Ben has three different groups that inspire him to keep coming back, continue cycling and fundraising for the Tour:

“ I tour for my Mom, my Mother-in-law, and other family and friends who have fought cancer and won, so I tour for the survivors. I have also lost family and dear friends who succumbed to their battle with cancer, so I ride for those who are no longer with us. Finally, I selfishly ride for me, and the reminder of how lucky I am to also be a survivor, and a “poster boy” for the benefits of early detection and action,” recalls Ben.

He was diagnosed with a tumor in his parotid (salivary) gland. Ben stresses the importance of self-detection while scheduling early detection as he found a lump while shaving and a needle biopsy confirmed his doubts.

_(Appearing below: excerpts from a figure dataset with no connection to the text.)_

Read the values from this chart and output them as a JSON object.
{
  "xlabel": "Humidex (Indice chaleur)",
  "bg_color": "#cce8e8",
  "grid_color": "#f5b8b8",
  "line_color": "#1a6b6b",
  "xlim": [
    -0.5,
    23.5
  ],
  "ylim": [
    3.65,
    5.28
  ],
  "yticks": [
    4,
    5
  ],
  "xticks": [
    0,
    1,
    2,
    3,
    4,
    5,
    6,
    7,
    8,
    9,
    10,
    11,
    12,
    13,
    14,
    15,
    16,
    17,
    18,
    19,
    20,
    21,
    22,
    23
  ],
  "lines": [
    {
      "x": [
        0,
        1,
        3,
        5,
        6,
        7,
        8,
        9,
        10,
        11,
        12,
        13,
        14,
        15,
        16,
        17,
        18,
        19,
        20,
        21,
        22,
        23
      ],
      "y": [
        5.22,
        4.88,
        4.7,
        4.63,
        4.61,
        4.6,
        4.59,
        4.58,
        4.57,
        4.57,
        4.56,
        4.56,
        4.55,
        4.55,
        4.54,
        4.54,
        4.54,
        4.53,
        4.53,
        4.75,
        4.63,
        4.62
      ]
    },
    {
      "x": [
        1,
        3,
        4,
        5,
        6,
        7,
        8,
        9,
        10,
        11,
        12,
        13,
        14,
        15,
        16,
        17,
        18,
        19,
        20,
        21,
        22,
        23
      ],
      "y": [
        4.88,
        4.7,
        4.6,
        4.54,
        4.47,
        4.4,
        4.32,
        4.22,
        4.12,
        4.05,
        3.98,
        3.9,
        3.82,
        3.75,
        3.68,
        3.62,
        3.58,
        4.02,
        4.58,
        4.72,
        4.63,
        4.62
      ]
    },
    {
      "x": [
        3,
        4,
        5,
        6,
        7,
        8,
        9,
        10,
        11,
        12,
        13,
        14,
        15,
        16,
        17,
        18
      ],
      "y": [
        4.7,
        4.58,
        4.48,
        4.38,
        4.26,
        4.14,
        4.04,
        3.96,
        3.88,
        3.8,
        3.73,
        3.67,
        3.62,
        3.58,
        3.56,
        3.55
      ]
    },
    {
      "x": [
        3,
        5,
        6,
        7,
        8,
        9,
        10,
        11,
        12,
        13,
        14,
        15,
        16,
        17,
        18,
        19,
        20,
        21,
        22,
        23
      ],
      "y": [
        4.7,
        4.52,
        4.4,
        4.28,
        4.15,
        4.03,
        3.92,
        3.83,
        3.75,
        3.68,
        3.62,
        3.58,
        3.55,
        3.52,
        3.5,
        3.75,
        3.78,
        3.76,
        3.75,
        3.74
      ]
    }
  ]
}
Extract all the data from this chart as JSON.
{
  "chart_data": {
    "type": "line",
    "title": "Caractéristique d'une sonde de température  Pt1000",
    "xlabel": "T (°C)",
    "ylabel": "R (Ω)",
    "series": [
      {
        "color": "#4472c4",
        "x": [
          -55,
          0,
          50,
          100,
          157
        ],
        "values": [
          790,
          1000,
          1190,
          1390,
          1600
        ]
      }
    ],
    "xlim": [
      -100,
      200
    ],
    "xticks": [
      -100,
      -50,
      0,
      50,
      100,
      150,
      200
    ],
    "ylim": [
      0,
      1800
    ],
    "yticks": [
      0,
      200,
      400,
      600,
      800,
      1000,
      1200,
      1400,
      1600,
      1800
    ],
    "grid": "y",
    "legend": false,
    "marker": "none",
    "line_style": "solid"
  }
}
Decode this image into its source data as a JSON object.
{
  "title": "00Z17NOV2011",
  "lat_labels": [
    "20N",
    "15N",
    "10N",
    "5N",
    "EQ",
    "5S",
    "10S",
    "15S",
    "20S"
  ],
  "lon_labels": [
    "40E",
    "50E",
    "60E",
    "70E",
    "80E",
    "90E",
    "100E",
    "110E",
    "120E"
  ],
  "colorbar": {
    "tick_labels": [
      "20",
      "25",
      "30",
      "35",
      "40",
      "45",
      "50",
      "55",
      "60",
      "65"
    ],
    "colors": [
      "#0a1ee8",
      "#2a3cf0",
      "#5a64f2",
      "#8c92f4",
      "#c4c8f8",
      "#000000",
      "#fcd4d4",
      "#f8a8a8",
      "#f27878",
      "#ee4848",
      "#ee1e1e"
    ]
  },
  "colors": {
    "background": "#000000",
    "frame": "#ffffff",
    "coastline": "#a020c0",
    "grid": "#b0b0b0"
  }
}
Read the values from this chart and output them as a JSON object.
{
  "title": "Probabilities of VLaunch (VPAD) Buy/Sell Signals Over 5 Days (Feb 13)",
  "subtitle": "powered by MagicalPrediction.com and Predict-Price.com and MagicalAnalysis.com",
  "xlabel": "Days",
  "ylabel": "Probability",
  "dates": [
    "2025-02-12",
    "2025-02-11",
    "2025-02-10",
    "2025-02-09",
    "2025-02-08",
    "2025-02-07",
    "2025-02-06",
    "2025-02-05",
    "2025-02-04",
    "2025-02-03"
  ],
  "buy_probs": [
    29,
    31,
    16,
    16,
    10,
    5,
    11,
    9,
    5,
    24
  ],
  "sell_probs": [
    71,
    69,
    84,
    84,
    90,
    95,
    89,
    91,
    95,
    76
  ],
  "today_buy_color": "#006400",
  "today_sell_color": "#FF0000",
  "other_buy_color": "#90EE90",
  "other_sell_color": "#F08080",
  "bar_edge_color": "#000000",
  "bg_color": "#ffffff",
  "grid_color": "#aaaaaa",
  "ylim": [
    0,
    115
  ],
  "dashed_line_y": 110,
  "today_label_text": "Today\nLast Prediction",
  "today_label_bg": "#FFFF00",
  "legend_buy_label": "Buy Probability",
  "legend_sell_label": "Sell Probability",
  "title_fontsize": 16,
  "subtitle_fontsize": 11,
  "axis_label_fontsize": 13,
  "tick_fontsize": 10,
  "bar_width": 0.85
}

“While surgical removal was the “right” course of action, it was deemed risky due to how close some facial nerves were, and there was a caution of some facial paralysis being a possibility. Thankfully, I had a very gifted surgeon who was able to remove the tumor without impacting any of the nerves in that area,” remembers Ben.

He appreciates his cancer care team at the Tom Baker Cancer Center, who diligently scheduled his regular team consultations and yearly check-ups, which allowed Ben to proudly carry the “survivor” badge and resume his life once again. His now largely faded scars are a visual reminder of this and how far he has come in his cancer journey.

Ben plans to tour on August 28th by riding along the Bow Valley pathway (Highway 1), if the weather permits.

“It is a glorious stretch of road and should be on every cyclist’s must-do list. Last year, I rode from Canmore to Lake Louise and back for an Imperial Century (100 miles, or 160 km), and would like to do that again,” reminisces Ben while talking about his previous year’s Tour experience.

He is a year-round cyclist and a cycle commuter, a promise Ben made to himself as a means to be more healthy post his cancer treatment. For those new to the challenge, he recommends two things:

“ Get in the saddle time as your backside needs more training than any other part of your body if you’re riding a long distance, and regardless of the distance you chose, break it up into smaller pieces (e.g. for a 100km ride, think of it as four 25km rides with a nice break in between each),” notes Ben.

For the past three years (2018-2020), Ben has raised about $20,000 for the Alberta Cancer Foundation by participating in the Tour Alberta event.

His advice for those fundraising for the first time this year is to “be genuine,” as he believes that one must have a reason to participate in the rides while asking for support.

“Also, don’t be afraid to “just ask.” I’ve been surprised how many great conversations I’ve had, or new friendships I’ve started, all because someone else had a personal connection to cancer,” says Ben.

He entrusts the Alberta Cancer Foundation to make use of his donations in the best possible way.

“I’ve typically let the Foundation help advice where the need is the greatest. If that’s spreading it around evenly, that’s great. If it needs to be weighted in one particular category for a given year, that’s OK too,” Ben signs off.

We thank Ben for his constant support and contribution to the Enbridge Tour Alberta for Cancer. Thank you for going the distance on the tour and in the cancer centres.